Friday 18 June 6;30 pm - 7:30 pm
We are thrilled to present Emmah and Nomakhwezi to audiences from both hemispheres in this second online event from the Quay Words and Poetry Africa partnership. This event will be live-streamed from 6.30 – 7.30 pm UK time. Save your seat today.
About the writers
What started in 2009, as a mere stress reliever has helped Emmah Mabye become a poetry firebrand. Emmah has had the great privilege of taking her works to international poetry festivals, schools, corporates, churches, national radio, national TV, Poetry Africa Festival and even performing at the South African Local Government Association (SALGA) 2016 National Conference.
In her debut poetry collection, Clocking In, Emmah journeys into man as a tripartite being – thus clocking into one’s spirit, soul and body – and doing so with her through poetry. Thus far, the collection has been well received not only in South Africa but also in Sweden, Belgium, Zambia, Kenya and Canada; scooping an award at the first AfriCAN Authors Awards in 2018.
Born in Johannesburg, South Africa to a German – South African artist couple, Nomakhwezi Becker was raised with a love and great respect for all kinds of artforms.

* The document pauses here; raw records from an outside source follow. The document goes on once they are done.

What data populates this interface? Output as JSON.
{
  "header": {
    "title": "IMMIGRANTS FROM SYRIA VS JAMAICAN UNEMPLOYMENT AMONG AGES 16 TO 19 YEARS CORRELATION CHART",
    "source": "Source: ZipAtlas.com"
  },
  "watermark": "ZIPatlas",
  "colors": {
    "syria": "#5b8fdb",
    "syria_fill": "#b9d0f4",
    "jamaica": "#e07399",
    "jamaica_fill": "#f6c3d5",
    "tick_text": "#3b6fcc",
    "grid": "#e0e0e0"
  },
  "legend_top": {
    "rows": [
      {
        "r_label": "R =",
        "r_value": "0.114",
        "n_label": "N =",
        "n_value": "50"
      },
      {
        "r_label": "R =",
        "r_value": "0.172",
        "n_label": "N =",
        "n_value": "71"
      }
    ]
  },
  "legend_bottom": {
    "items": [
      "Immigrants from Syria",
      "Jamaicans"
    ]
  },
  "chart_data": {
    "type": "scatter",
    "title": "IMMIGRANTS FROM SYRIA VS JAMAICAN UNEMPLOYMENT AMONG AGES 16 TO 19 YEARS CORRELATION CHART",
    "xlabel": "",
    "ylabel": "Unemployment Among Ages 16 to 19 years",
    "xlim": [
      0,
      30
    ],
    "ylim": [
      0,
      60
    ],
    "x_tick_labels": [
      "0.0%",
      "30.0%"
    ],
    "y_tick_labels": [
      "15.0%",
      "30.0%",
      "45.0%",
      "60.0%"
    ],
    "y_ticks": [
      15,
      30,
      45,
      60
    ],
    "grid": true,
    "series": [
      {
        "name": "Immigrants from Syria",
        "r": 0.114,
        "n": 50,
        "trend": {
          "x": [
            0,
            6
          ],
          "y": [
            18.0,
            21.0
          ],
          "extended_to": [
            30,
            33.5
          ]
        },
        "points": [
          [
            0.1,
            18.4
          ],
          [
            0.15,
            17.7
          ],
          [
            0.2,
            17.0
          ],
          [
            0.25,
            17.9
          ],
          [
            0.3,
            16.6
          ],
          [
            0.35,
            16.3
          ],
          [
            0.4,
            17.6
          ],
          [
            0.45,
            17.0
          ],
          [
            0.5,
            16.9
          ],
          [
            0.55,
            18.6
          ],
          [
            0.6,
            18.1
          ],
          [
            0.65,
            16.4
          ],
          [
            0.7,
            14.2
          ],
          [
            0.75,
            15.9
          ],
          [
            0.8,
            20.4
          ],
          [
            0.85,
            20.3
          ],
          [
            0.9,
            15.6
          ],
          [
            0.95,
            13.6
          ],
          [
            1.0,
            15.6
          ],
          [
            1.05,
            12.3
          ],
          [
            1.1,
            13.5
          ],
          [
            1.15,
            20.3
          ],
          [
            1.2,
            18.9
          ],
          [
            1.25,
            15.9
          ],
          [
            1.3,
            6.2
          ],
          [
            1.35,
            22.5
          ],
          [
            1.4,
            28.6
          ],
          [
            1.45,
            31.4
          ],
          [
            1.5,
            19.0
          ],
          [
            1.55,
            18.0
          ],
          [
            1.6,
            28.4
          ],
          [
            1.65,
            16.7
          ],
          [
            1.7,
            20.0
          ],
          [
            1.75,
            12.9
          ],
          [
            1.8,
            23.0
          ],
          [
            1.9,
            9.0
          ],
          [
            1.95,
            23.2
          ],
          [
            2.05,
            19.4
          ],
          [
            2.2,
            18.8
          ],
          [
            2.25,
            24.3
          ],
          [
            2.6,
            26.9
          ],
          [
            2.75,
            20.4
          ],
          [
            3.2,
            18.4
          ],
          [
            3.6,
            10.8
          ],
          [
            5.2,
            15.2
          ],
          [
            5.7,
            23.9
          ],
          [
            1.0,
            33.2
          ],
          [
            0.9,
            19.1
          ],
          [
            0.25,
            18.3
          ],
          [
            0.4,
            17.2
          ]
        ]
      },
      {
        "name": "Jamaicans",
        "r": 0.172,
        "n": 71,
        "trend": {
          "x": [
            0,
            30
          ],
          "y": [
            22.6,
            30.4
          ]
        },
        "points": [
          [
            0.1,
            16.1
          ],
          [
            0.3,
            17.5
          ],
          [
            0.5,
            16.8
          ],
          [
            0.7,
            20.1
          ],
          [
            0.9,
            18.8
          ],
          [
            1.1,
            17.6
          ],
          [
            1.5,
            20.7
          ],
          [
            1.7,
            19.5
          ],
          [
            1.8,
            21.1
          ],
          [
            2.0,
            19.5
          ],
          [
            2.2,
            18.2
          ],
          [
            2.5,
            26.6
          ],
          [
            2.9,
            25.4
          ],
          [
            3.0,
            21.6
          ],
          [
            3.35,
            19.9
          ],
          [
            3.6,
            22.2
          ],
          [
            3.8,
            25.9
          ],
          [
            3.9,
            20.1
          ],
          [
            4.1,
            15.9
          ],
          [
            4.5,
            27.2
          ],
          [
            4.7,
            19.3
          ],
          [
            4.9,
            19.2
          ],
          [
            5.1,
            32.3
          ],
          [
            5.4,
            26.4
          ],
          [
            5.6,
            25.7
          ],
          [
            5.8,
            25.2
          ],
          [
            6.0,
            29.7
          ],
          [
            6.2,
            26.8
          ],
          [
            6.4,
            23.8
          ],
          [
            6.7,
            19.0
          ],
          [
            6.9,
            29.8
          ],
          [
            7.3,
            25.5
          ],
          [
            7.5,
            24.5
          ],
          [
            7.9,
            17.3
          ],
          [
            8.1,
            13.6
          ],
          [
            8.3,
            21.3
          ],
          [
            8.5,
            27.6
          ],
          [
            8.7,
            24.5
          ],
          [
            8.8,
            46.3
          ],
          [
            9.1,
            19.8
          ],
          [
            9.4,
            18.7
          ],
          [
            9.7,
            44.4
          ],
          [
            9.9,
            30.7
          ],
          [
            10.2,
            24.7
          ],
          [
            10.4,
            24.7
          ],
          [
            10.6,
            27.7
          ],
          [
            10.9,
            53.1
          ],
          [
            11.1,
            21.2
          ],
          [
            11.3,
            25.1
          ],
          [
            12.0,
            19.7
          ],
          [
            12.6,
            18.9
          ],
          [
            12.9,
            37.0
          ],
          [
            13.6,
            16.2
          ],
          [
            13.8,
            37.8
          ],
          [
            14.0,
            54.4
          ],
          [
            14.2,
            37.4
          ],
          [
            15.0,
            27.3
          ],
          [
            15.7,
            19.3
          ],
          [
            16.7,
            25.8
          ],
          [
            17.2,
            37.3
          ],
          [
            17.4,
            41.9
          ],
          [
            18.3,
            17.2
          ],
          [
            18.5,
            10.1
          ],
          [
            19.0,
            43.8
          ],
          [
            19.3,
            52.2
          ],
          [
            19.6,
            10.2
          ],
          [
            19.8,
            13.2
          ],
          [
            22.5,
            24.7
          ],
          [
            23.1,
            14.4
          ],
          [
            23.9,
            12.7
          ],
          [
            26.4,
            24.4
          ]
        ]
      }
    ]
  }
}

Having taking her first steps on stage, she likes to believe she was giving everyone a sign that this would be her home. She is a performer, writer, poet, arts administrator and theatre workshop facilitator who has a great appreciation for gaining knowledge, through all kinds of research. She has performed her poetry locally as well as on international platforms such as Poetry Africa, Funda Fest in Rhode Island and MODHAFEST.
Becker’s work often focuses on claiming the in-between space as a mixed race and transnational woman who has grown up between Europe and South Africa. “I feel that a claiming of this experience needs to be expressed more in the artistic world as there is a lack of representation of people who have been raised to acknowledge their many selves, histories, languages and cultures. We are the proof that colour lines and all other kinds of binaries are constructs and are a celebration of difference and similarity rather than the discomfort of it. We are also proof that all narratives matter, make up who we are and must continue to be told boldly and reimagined each time.” – Nomakhwezi Becker.